Getting Started with Python using R and reticulate

R
Python
reticulate
Published

January 15, 2023

Want to use Python’s powerful libraries without leaving R? The reticulate package gives you the best of both worlds - R’s elegant data handling and visualization with Python’s machine learning and scientific computing tools. This post shows you how to set up and use this powerful bridge between languages.

Quick Setup in 4 Steps

1. Install reticulate

install.packages("reticulate")
library(reticulate)

2. Install Python via Miniconda

The easiest approach is to let reticulate handle Python installation for you:

install_miniconda(path = "c:/miniconda")

3. Connect to Python

Reticulate creates a default environment called r-reticulate. Let’s connect to it:

# Check available environments
conda_list()

# Connect to the default environment
use_condaenv("r-reticulate")

4. Install Python Packages

Now you can install any Python packages you need:

py_install(c("pandas", "scikit-learn", "matplotlib"))

Three Ways to Use Python in R

1. Import Python Modules Directly

# Import pandas and use it like any R package
pd <- import("pandas")

# Create a pandas Series
pd$Series(c(1, 2, 3, 4, 5))

# Import numpy for numerical operations
np <- import("numpy")
np$mean(c(1:100))  # Calculate mean using numpy

2. Write Python Code in R Markdown

You can mix R and Python code in the same document by using Python code chunks:

# This is Python code!
import pandas as pd
import numpy as np

# Create a simple DataFrame
df = pd.DataFrame({
    'A': np.random.randn(5),
    'B': np.random.randn(5)
})

print(df.describe())

3. Use Python Libraries in R Workflows

The most powerful approach is using Python’s machine learning libraries within R:

# Import scikit-learn
sk <- import("sklearn.linear_model")

# Create and fit a linear regression model
model <- sk$LinearRegression()
model$fit(X = as.matrix(mtcars[, c("disp", "hp", "wt")]), 
         y = mtcars$mpg)

# Get predictions and coefficients
predictions <- model$predict(as.matrix(mtcars[, c("disp", "hp", "wt")]))
coefficients <- data.frame(
  Feature = c("Intercept", "disp", "hp", "wt"),
  Coefficient = c(model$intercept_, model$coef_)
)

coefficients

Real-World Applications

Here are some powerful ways to combine R and Python in your data science workflow:

Data Science Pipeline

# 1. Data cleaning with R's tidyverse
library(readr)
clean_data <- read_csv("data.csv") %>%
  filter(!is.na(important_column)) %>%
  mutate(new_feature = feature1 / feature2)

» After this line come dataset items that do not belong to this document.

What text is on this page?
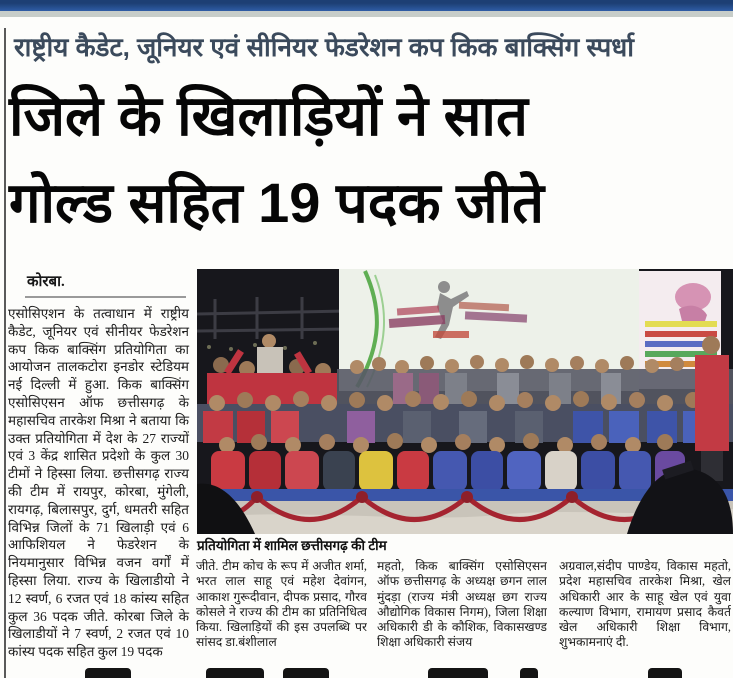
राष्ट्रीय कैडेट, जूनियर एवं सीनियर फेडरेशन कप किक बाक्सिंग स्पर्धा
जिले के खिलाड़ियों ने सात
गोल्ड सहित 19 पदक जीते
कोरबा.
एसोसिएशन के तत्वाधान में राष्ट्रीय कैडेट, जूनियर एवं सीनीयर फेडरेशन कप किक बाक्सिंग प्रतियोगिता का आयोजन तालकटोरा इनडोर स्टेडियम नई दिल्ली में हुआ. किक बाक्सिंग एसोसिएसन ऑफ छत्तीसगढ़ के महासचिव तारकेश मिश्रा ने बताया कि उक्त प्रतियोगिता में देश के 27 राज्यों एवं 3 केंद्र शासित प्रदेशो के कुल 30 टीमों ने हिस्सा लिया. छत्तीसगढ़ राज्य की टीम में रायपुर, कोरबा, मुंगेली, रायगढ़, बिलासपुर, दुर्ग, धमतरी सहित विभिन्न जिलों के 71 खिलाड़ी एवं 6 आफिशियल ने फेडरेशन के नियमानुसार विभिन्न वजन वर्गों में हिस्सा लिया. राज्य के खिलाडीयो ने 12 स्वर्ण, 6 रजत एवं 18 कांस्य सहित कुल 36 पदक जीते. कोरबा जिले के खिलाडीयों ने 7 स्वर्ण, 2 रजत एवं 10 कांस्य पदक सहित कुल 19 पदक
प्रतियोगिता में शामिल छत्तीसगढ़ की टीम
जीते. टीम कोच के रूप में अजीत शर्मा, भरत लाल साहू एवं महेश देवांगन, आकाश गुरूदीवान, दीपक प्रसाद, गौरव कोसले ने राज्य की टीम का प्रतिनिधित्व किया. खिलाड़ियों की इस उपलब्धि पर सांसद डा.बंशीलाल
महतो, किक बाक्सिंग एसोसिएसन ऑफ छत्तीसगढ़ के अध्यक्ष छगन लाल मुंदड़ा (राज्य मंत्री अध्यक्ष छग राज्य औद्योगिक विकास निगम), जिला शिक्षा अधिकारी डी के कौशिक, विकासखण्ड शिक्षा अधिकारी संजय
अग्रवाल,संदीप पाण्डेय, विकास महतो, प्रदेश महासचिव तारकेश मिश्रा, खेल अधिकारी आर के साहू खेल एवं युवा कल्याण विभाग, रामायण प्रसाद कैवर्त खेल अधिकारी शिक्षा विभाग, शुभकामनाएं दी.
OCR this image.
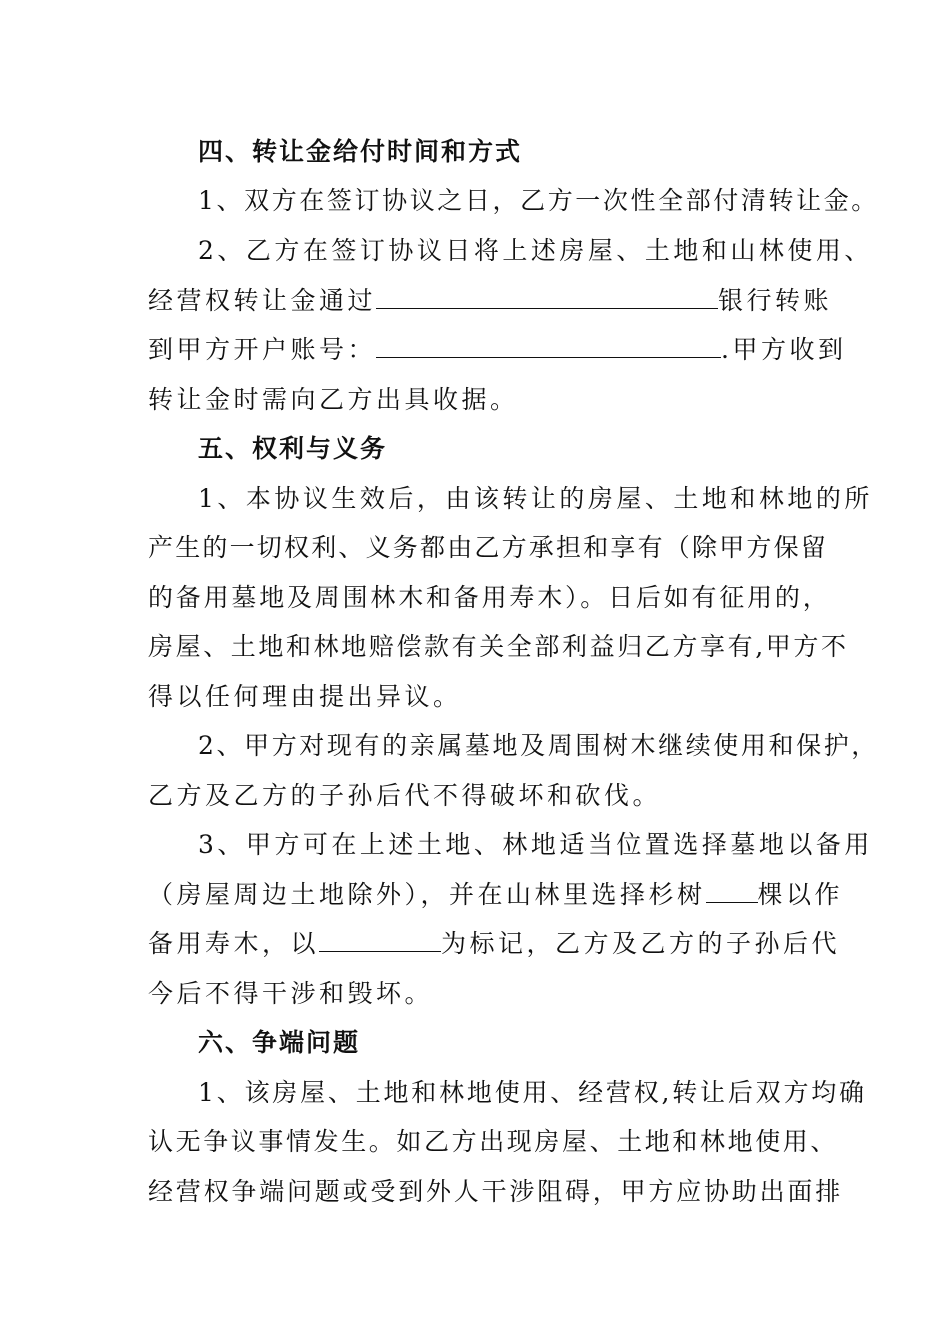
四、转让金给付时间和方式
1、双方在签订协议之日，乙方一次性全部付清转让金。
2、乙方在签订协议日将上述房屋、土地和山林使用、
经营权转让金通过	银行转账
到甲方开户账号：	.甲方收到
转让金时需向乙方出具收据。
五、权利与义务
1、本协议生效后，由该转让的房屋、土地和林地的所
产生的一切权利、义务都由乙方承担和享有（除甲方保留
的备用墓地及周围林木和备用寿木）。日后如有征用的，
房屋、土地和林地赔偿款有关全部利益归乙方享有,甲方不
得以任何理由提出异议。
2、甲方对现有的亲属墓地及周围树木继续使用和保护，
乙方及乙方的子孙后代不得破坏和砍伐。
3、甲方可在上述土地、林地适当位置选择墓地以备用
（房屋周边土地除外），并在山林里选择杉树 棵以作
备用寿木，以	为标记，乙方及乙方的子孙后代
今后不得干涉和毁坏。
六、争端问题
1、该房屋、土地和林地使用、经营权,转让后双方均确
认无争议事情发生。如乙方出现房屋、土地和林地使用、
经营权争端问题或受到外人干涉阻碍，甲方应协助出面排
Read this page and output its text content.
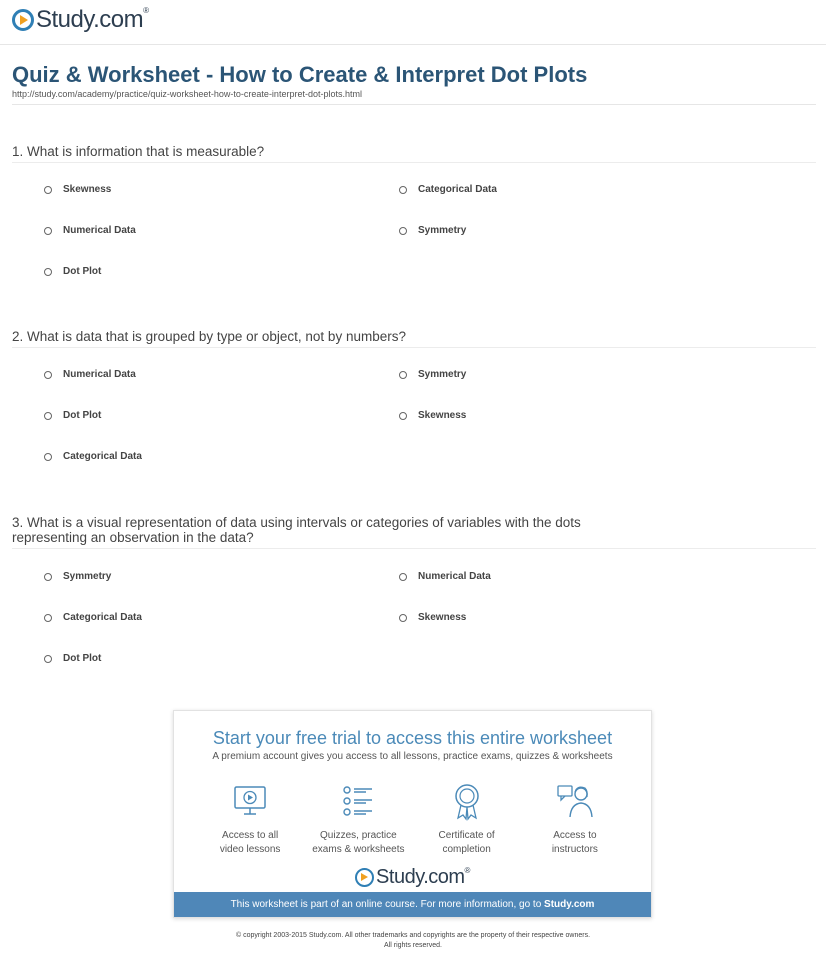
Study.com®
Quiz & Worksheet - How to Create & Interpret Dot Plots
http://study.com/academy/practice/quiz-worksheet-how-to-create-interpret-dot-plots.html
1. What is information that is measurable?
Skewness	Categorical Data
Numerical Data	Symmetry
Dot Plot
2. What is data that is grouped by type or object, not by numbers?
Numerical Data	Symmetry
Dot Plot	Skewness
Categorical Data
3. What is a visual representation of data using intervals or categories of variables with the dots representing an observation in the data?
Symmetry	Numerical Data
Categorical Data	Skewness
Dot Plot
Start your free trial to access this entire worksheet
A premium account gives you access to all lessons, practice exams, quizzes & worksheets
Access to all
video lessons
Quizzes, practice
exams & worksheets
Certificate of
completion
Access to
instructors
Study.com®
This worksheet is part of an online course. For more information, go to Study.com
© copyright 2003-2015 Study.com. All other trademarks and copyrights are the property of their respective owners.
All rights reserved.
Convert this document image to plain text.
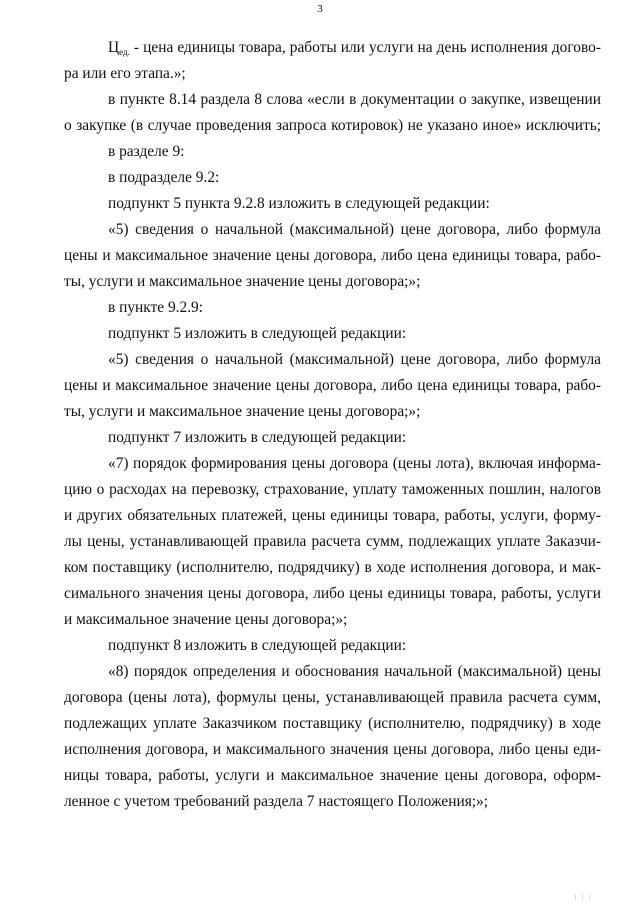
3
$Ц_{ед.}$ - цена единицы товара, работы или услуги на день исполнения догово-
ра или его этапа.»;
в пункте 8.14 раздела 8 слова «если в документации о закупке, извещении
о закупке (в случае проведения запроса котировок) не указано иное» исключить;
в разделе 9:
в подразделе 9.2:
подпункт 5 пункта 9.2.8 изложить в следующей редакции:
«5) сведения о начальной (максимальной) цене договора, либо формула
цены и максимальное значение цены договора, либо цена единицы товара, рабо-
ты, услуги и максимальное значение цены договора;»;
в пункте 9.2.9:
подпункт 5 изложить в следующей редакции:
«5) сведения о начальной (максимальной) цене договора, либо формула
цены и максимальное значение цены договора, либо цена единицы товара, рабо-
ты, услуги и максимальное значение цены договора;»;
подпункт 7 изложить в следующей редакции:
«7) порядок формирования цены договора (цены лота), включая информа-
цию о расходах на перевозку, страхование, уплату таможенных пошлин, налогов
и других обязательных платежей, цены единицы товара, работы, услуги, форму-
лы цены, устанавливающей правила расчета сумм, подлежащих уплате Заказчи-
ком поставщику (исполнителю, подрядчику) в ходе исполнения договора, и мак-
симального значения цены договора, либо цены единицы товара, работы, услуги
и максимальное значение цены договора;»;
подпункт 8 изложить в следующей редакции:
«8) порядок определения и обоснования начальной (максимальной) цены
договора (цены лота), формулы цены, устанавливающей правила расчета сумм,
подлежащих уплате Заказчиком поставщику (исполнителю, подрядчику) в ходе
исполнения договора, и максимального значения цены договора, либо цены еди-
ницы товара, работы, услуги и максимальное значение цены договора, оформ-
ленное с учетом требований раздела 7 настоящего Положения;»;
| | |
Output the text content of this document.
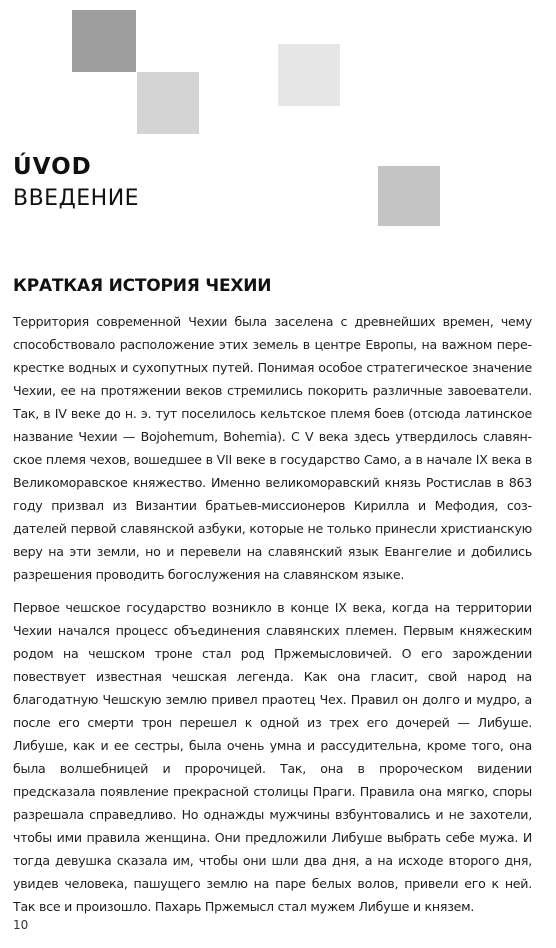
ÚVOD
ВВЕДЕНИЕ
КРАТКАЯ ИСТОРИЯ ЧЕХИИ

Территория современной Чехии была заселена с древнейших времен, чему способствовало расположение этих земель в центре Европы, на важном перекрестке водных и сухопутных путей. Понимая особое стратегическое значение Чехии, ее на протяжении веков стремились покорить различные завоеватели. Так, в IV веке до н. э. тут поселилось кельтское племя боев (отсюда латинское название Чехии — Bojohemum, Bohemia). С V века здесь утвердилось славянское племя чехов, вошедшее в VII веке в государство Само, а в начале IX века в Великоморавское княжество. Именно великоморавский князь Ростислав в 863 году призвал из Византии братьев-миссионеров Кирилла и Мефодия, создателей первой славянской азбуки, которые не только принесли христианскую веру на эти земли, но и перевели на славянский язык Евангелие и добились разрешения проводить богослужения на славянском языке.

Первое чешское государство возникло в конце IX века, когда на территории Чехии начался процесс объединения славянских племен. Первым княжеским родом на чешском троне стал род Пржемысловичей. О его зарождении повествует известная чешская легенда. Как она гласит, свой народ на благодатную Чешскую землю привел праотец Чех. Правил он долго и мудро, а после его смерти трон перешел к одной из трех его дочерей — Либуше. Либуше, как и ее сестры, была очень умна и рассудительна, кроме того, она была волшебницей и пророчицей. Так, она в пророческом видении предсказала появление прекрасной столицы Праги. Правила она мягко, споры разрешала справедливо. Но однажды мужчины взбунтовались и не захотели, чтобы ими правила женщина. Они предложили Либуше выбрать себе мужа. И тогда девушка сказала им, чтобы они шли два дня, а на исходе второго дня, увидев человека, пашущего землю на паре белых волов, привели его к ней. Так все и произошло. Пахарь Пржемысл стал мужем Либуше и князем.

10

# 2. Machine learning with Python's scikit-learn
sk <- import("sklearn.ensemble")
model <- sk$RandomForestClassifier(n_estimators=100)
model$fit(X = as.matrix(clean_data[, features]), 
         y = clean_data$target)

# 3. Visualization with R's ggplot2
predictions <- model$predict_proba(as.matrix(clean_data[, features]))[,2]
clean_data %>%
  mutate(prediction = predictions) %>%
  ggplot(aes(x=feature1, y=feature2, color=prediction)) +
  geom_point() +
  scale_color_viridis_c()

When to Use Each Language

Use R for:

  • Data manipulation with dplyr/data.table
  • Statistical modeling and hypothesis testing
  • Publication-quality visualization
  • Interactive reports and dashboards

Use Python for:

  • Deep learning with TensorFlow/PyTorch
  • Natural language processing
  • Computer vision
  • Advanced machine learning algorithms

With reticulate, you don’t have to choose - use the best tool for each part of your analysis!